Dava, davacı ... tarafından açılmış ancak ihraç kararı ...…. LTD ŞTİ hakkında verilmiştir. Davacı, davayı doğrudan kendi adına açmış olup öncelikle davacının bu davayı açma hakkı bulunmamaktadır. Davacının hasımda yanıldığı iddiası da bulunmamaktadır. Bu husus bozmaya uyulması ile usuli kazanılmak hak oluştursa da esasa ilişkin olarak da davacının üyeliği bulunmamaktadır.
Dosya kapsamına göre kooperatif üyesi olmak için tüzel kişi olmak esas sözleşme gereğince şart olup davacının tüzel kişi olmaması nedeniyle kooperatif üyesi olarak kabulü de mümkün değildir.
Şirket üye olmasına karşın sonradan davacının zımni üyeliği mümkün olmadığı gibi dosya kapsamına göre böyle bir durum da gerçekleşmemiştir. Dosya ekinde bulunan onlarca makbuz şirket adına düzenlenmiş olup davacı şirket yetkilisi olarak beraberinde yer almaktadır. Davacının şirket yetkilisi olduğu da dikkate alındığında zımni üyelik söz konusu değildir. Her ne kadar bir kısım belge ve yapılan yardımlarda yetkilisi olduğu belirtilmeden davacının ismi yer almakta ise de davacının şirket yetkilisi olduğunun her iki tarafça bilinmesi ve tüzel kişilik ve gerçek kişi ayrımı yapılmamasındaki hatadan kaynaklanan uygulamanın neticesidir. Yoksa şirketin üyeliğinin sonlanması ve davacının üye olarak kabulü konusunda her iki tarafta da bir irade bulunmamaktadır.
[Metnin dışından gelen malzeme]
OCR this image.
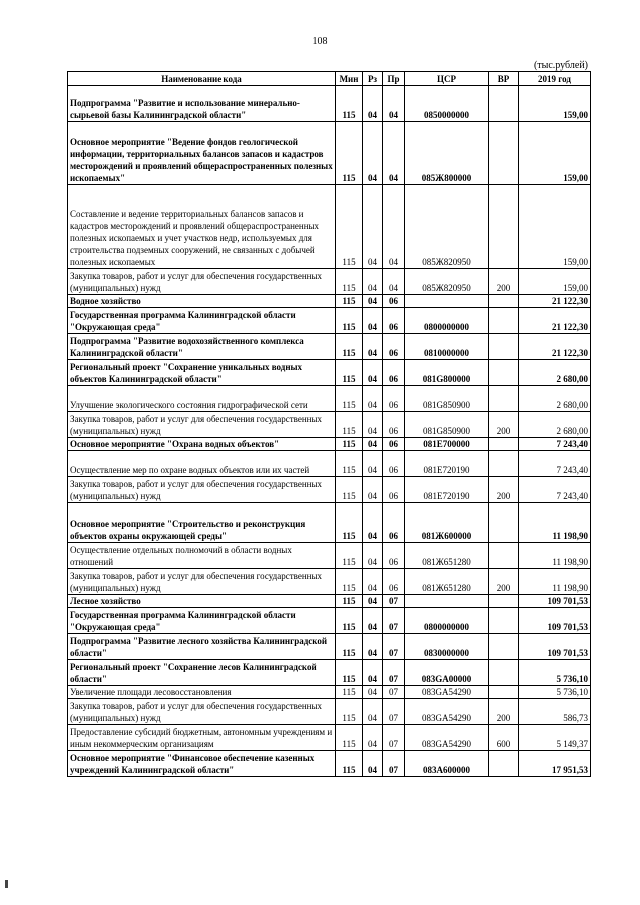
108
(тыс.рублей)
Наименование кода	Мин	Рз	Пр	ЦСР	ВР	2019 год
Подпрограмма "Развитие и использование минерально-сырьевой базы Калининградской области"	115	04	04	0850000000		159,00
Основное мероприятие "Ведение фондов геологической информации, территориальных балансов запасов и кадастров месторождений и проявлений общераспространенных полезных ископаемых"	115	04	04	085Ж800000		159,00
Составление и ведение территориальных балансов запасов и кадастров месторождений и проявлений общераспространенных полезных ископаемых и учет участков недр, используемых для строительства подземных сооружений, не связанных с добычей полезных ископаемых	115	04	04	085Ж820950		159,00
Закупка товаров, работ и услуг для обеспечения государственных (муниципальных) нужд	115	04	04	085Ж820950	200	159,00
Водное хозяйство	115	04	06			21 122,30
Государственная программа Калининградской области "Окружающая среда"	115	04	06	0800000000		21 122,30
Подпрограмма "Развитие водохозяйственного комплекса Калининградской области"	115	04	06	0810000000		21 122,30
Региональный проект "Сохранение уникальных водных объектов Калининградской области"	115	04	06	081G800000		2 680,00
Улучшение экологического состояния гидрографической сети	115	04	06	081G850900		2 680,00
Закупка товаров, работ и услуг для обеспечения государственных (муниципальных) нужд	115	04	06	081G850900	200	2 680,00
Основное мероприятие "Охрана водных объектов"	115	04	06	081Е700000		7 243,40
Осуществление мер по охране водных объектов или их частей	115	04	06	081Е720190		7 243,40
Закупка товаров, работ и услуг для обеспечения государственных (муниципальных) нужд	115	04	06	081Е720190	200	7 243,40
Основное мероприятие "Строительство и реконструкция объектов охраны окружающей среды"	115	04	06	081Ж600000		11 198,90
Осуществление отдельных полномочий в области водных отношений	115	04	06	081Ж651280		11 198,90
Закупка товаров, работ и услуг для обеспечения государственных (муниципальных) нужд	115	04	06	081Ж651280	200	11 198,90
Лесное хозяйство	115	04	07			109 701,53
Государственная программа Калининградской области "Окружающая среда"	115	04	07	0800000000		109 701,53
Подпрограмма "Развитие лесного хозяйства Калининградской области"	115	04	07	0830000000		109 701,53
Региональный проект "Сохранение лесов Калининградской области"	115	04	07	083GA00000		5 736,10
Увеличение площади лесовосстановления	115	04	07	083GA54290		5 736,10
Закупка товаров, работ и услуг для обеспечения государственных (муниципальных) нужд	115	04	07	083GA54290	200	586,73
Предоставление субсидий бюджетным, автономным учреждениям и иным некоммерческим организациям	115	04	07	083GA54290	600	5 149,37
Основное мероприятие "Финансовое обеспечение казенных учреждений Калининградской области"	115	04	07	083А600000		17 951,53
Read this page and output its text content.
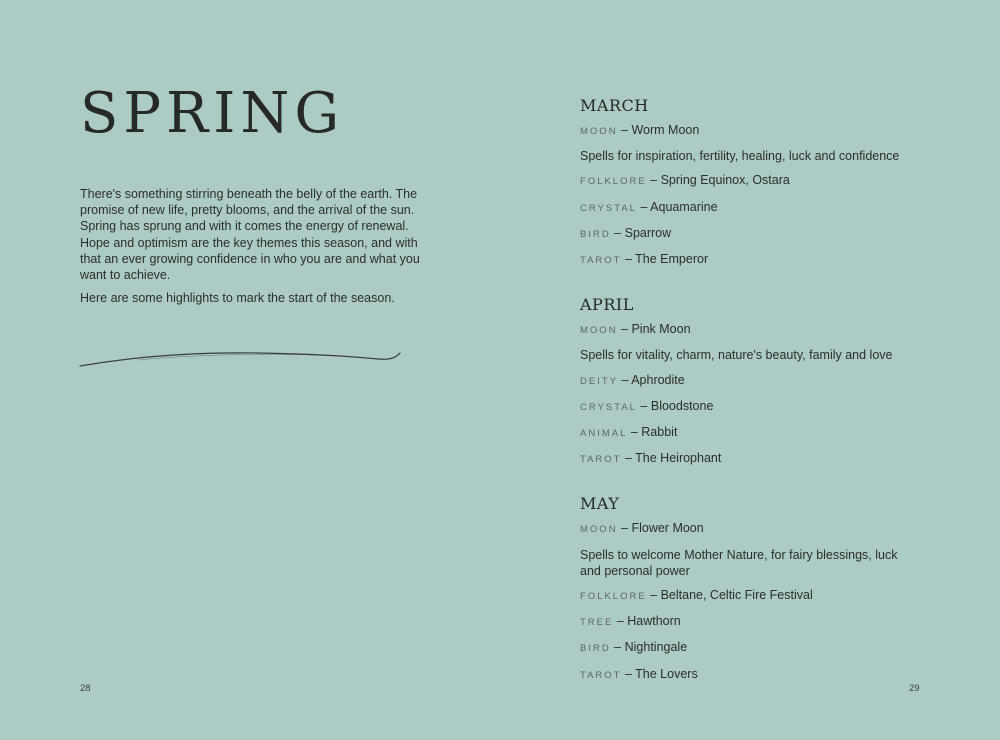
SPRING

There's something stirring beneath the belly of the earth. The promise of new life, pretty blooms, and the arrival of the sun. Spring has sprung and with it comes the energy of renewal. Hope and optimism are the key themes this season, and with that an ever growing confidence in who you are and what you want to achieve.

Here are some highlights to mark the start of the season.

MARCH
MOON – Worm Moon
Spells for inspiration, fertility, healing, luck and confidence
FOLKLORE – Spring Equinox, Ostara
CRYSTAL – Aquamarine
BIRD – Sparrow
TAROT – The Emperor
APRIL
MOON – Pink Moon
Spells for vitality, charm, nature's beauty, family and love
DEITY – Aphrodite
CRYSTAL – Bloodstone
ANIMAL – Rabbit
TAROT – The Heirophant
MAY
MOON – Flower Moon
Spells to welcome Mother Nature, for fairy blessings, luck and personal power
FOLKLORE – Beltane, Celtic Fire Festival
TREE – Hawthorn
BIRD – Nightingale
TAROT – The Lovers
28	29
Tüm bu hususlar dikkate alındığında davanın reddine karar verilmesi gerekirken kararın sehven onandığı, bu nedenle davalının karar düzeltme talebinin yerinde olduğu dikkate alınarak kabulüne karar verilerek onama kararının kaldırılması gerektiği düşüncem ile sayın çoğunluğun aksi yöndeki görüşüne katılmamaktayım.